Copy-on-Write or Merge-on-Read? What, When, and How?
Copy-on-Write or Merge-on-Read? Optimizing Row-level updates in Apache Iceberg Table by understanding both the approaches and deciding when to use which approach and its impact on the Read and Write speed of the table.
How to identify these using Iceberg Metadata tables on AWS?
Optimizing reads and writes from Apache Iceberg Tables is a crucial skill that a data engineer needs to know.
To improve Apache Iceberg's read and write performance, one important aspect is how row-level updates are handled. COW (Copy-on-Write) and MOR (Merge-on-Read) are the two approaches that can be configured in an Iceberg table to deal with row-level updates. Knowing how these approaches work internally equips you with the ability to define these in the initial phases of your Iceberg table designs that will keep your tables performant in the long run.
By the end of this blog post, you will be fully equipped with all the knowledge and details that will help you decide, which approach to use for your use case in real-world projects.
This blog post will cover (of course with code samples using PySpark):
What are COW and MOR? How to configure these?
What are Delete Files in the data layer and what do they contain?
When to use which approach?
How do these help in optimizing reads/writes from the Iceberg Table?
Let's understand the approaches now before we dive into code.
Copy-on-Write
In this approach, if even a single row in a data file is updated or deleted, the associated data file is rewritten with the updated or deleted records.
The new snapshot of the table created because of these operations will point to this newer version of the data file. This is the default approach.
Before we dive into MOR, it's important to understand the Delete Files and what information these files have.
Delete Files
Delete files track which records in the dataset have been logically deleted and need to be ignored when a query engine tries to read the data from an Iceberg Table.
Delete files are created within each partition depending on the data file from where the record is logically deleted or updated.
There are 2 types of delete files based on how these delete files store delete records information.
Positional Delete Files
Positional Delete files store the exact position of the deleted records in the dataset. It keeps track of the file path of the data file along with the position of the deleted records in that file.
Equality Delete Files
Equality Delete Files stores the value of one or more columns of the deleted records. These column values are stored based on the condition used while deleting these records.
Delete Files are only supported by Iceberg v2 tables.
When I started understanding Delete files, the most curious question that I got was "How can I choose or configure that my table should use Positional or Euality Delete file while handling row-level updates?"
Turned out, there is no way as of now that lets you choose as a user for a specific Delete File type. It depends on how the DeleteFile Interface is implemented in the engine that is being used.
Alrighty, finally as now we know about delete files, let's take a look at the next approach and then off to the understanding it in code.
Merge-on-Read
In this approach, update or delete operations on the Iceberg Table, the existing data files are not rewritten. Instead, a delete file is generated that keeps track of which records need to be ignored.
In case of deleting records, the record entries are listed in a Delete File.
In case of updating records:
The records to be updated are listed in a delete file.
A new data file is created that contains only the updated records.
Configuring COW and MOR
Configuring COW or MOR for particular transactions is as simple as mentioning these in the table properties.

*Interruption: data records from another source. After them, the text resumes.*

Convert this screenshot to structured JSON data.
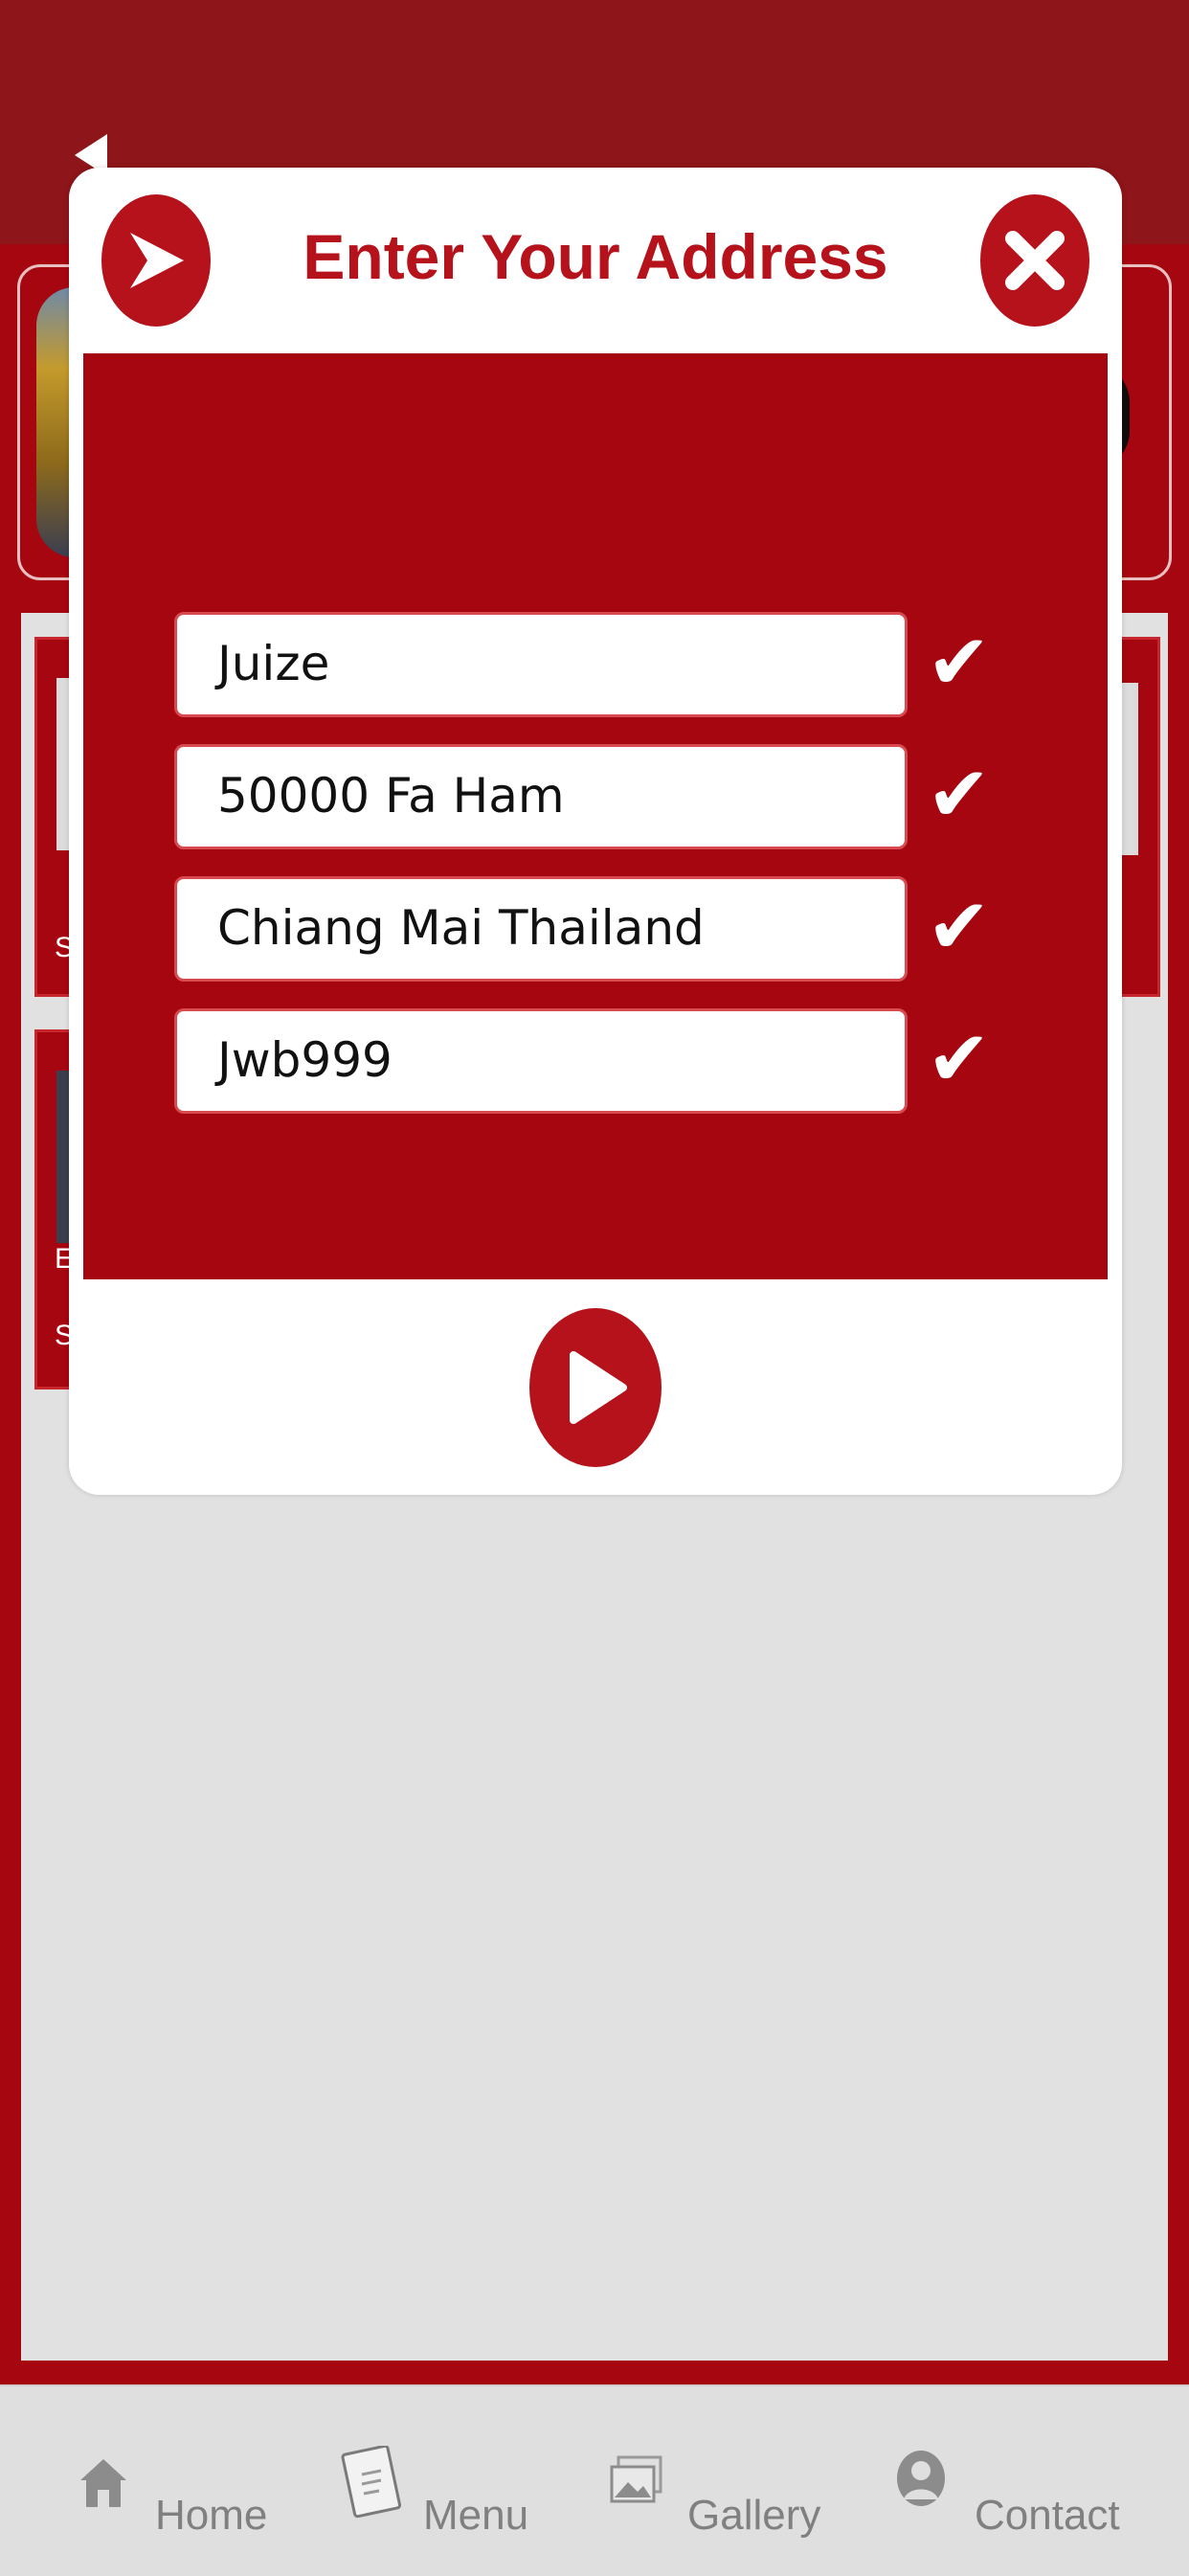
{
  "modal": {
    "title": "Enter Your Address",
    "fields": [
      {
        "value": "Juize"
      },
      {
        "value": "50000 Fa Ham"
      },
      {
        "value": "Chiang Mai Thailand"
      },
      {
        "value": "Jwb999"
      }
    ],
    "check_glyph": "✔"
  },
  "tabbar": {
    "items": [
      {
        "label": "Home",
        "icon": "home-icon"
      },
      {
        "label": "Menu",
        "icon": "menu-book-icon"
      },
      {
        "label": "Gallery",
        "icon": "gallery-icon"
      },
      {
        "label": "Contact",
        "icon": "contact-icon"
      }
    ]
  },
  "background": {
    "card_letters": [
      "S",
      "E",
      "S"
    ]
  },
  "colors": {
    "brand_red": "#a50610",
    "header_red": "#8e1519",
    "accent_red": "#b5121b",
    "tabbar_gray": "#dfdfdf"
  }
}
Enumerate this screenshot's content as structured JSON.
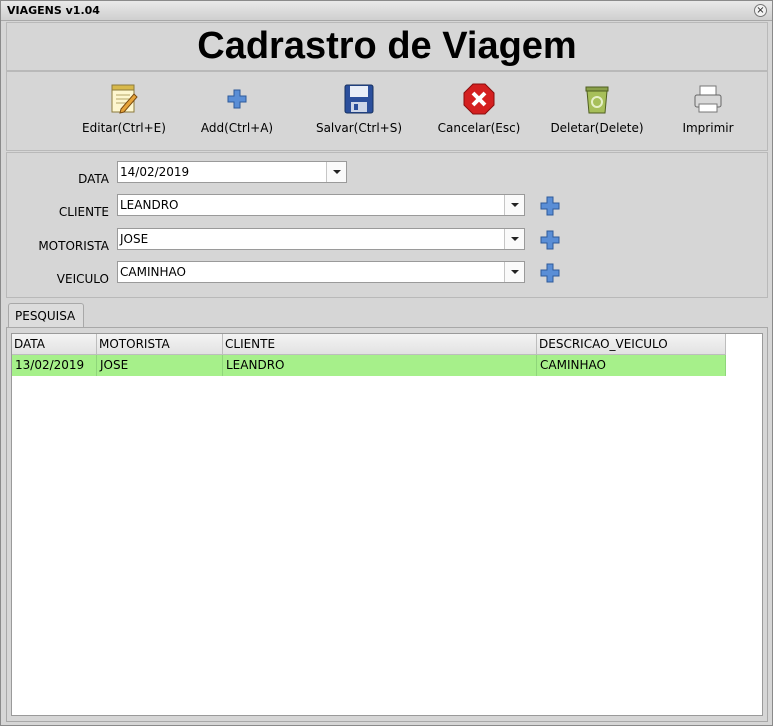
{
  "window": {
    "title": "VIAGENS v1.04",
    "close_glyph": "×"
  },
  "header": {
    "title": "Cadrastro de Viagem"
  },
  "toolbar": {
    "edit_label": "Editar(Ctrl+E)",
    "add_label": "Add(Ctrl+A)",
    "save_label": "Salvar(Ctrl+S)",
    "cancel_label": "Cancelar(Esc)",
    "delete_label": "Deletar(Delete)",
    "print_label": "Imprimir"
  },
  "form": {
    "data_label": "DATA",
    "data_value": "14/02/2019",
    "cliente_label": "CLIENTE",
    "cliente_value": "LEANDRO",
    "motorista_label": "MOTORISTA",
    "motorista_value": "JOSE",
    "veiculo_label": "VEICULO",
    "veiculo_value": "CAMINHAO"
  },
  "tabs": [
    {
      "label": "PESQUISA"
    }
  ],
  "table": {
    "columns": [
      "DATA",
      "MOTORISTA",
      "CLIENTE",
      "DESCRICAO_VEICULO"
    ],
    "rows": [
      [
        "13/02/2019",
        "JOSE",
        "LEANDRO",
        "CAMINHAO"
      ]
    ]
  },
  "colors": {
    "selected_row": "#a6f08a",
    "plus_icon": "#3d6fb8",
    "cancel_icon": "#d42020"
  },
  "icons": {
    "edit": "notepad-pencil-icon",
    "add": "plus-icon",
    "save": "floppy-disk-icon",
    "cancel": "red-x-icon",
    "delete": "recycle-bin-icon",
    "print": "printer-icon"
  }
}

Keep in mind that these properties are the specifications and whether these work as expected or not depends on whether a query engine that is being used honors these or not. If not, you might end up in unexpected results.
Properties for configuring
write.delete.mode : Approach to use for delete transactions
write.update.mode: Approach to use for update transactions
write.merge.mode: Approach to use for merge transactions
These table properties can be defined during the creation of a table or can be added to a table using ALTER statement.
When to use which approach?
Before we get into when to use which approach, it's important to understand the pros and cons of using both COW and MOR and how these impact the read and write speed of the table.
Here's an idea to develop a quick intuition about read and write performance:
It's faster to read from a table if the query engine doesn't have to read lots of file and doesn't have to reconcile or do any additional work while reading the data. It's faster to write into a table if query engine has to write less data.
Now based on this, let's see:
COW: In case of row-level deletes/updates, it rewrites the entire file even if there is a single record is impacted. More data needs to be written that causes slower row-level Updates/Deletes. Data is read without reconciling. It writes any deleted or updated files, resulting in faster reads.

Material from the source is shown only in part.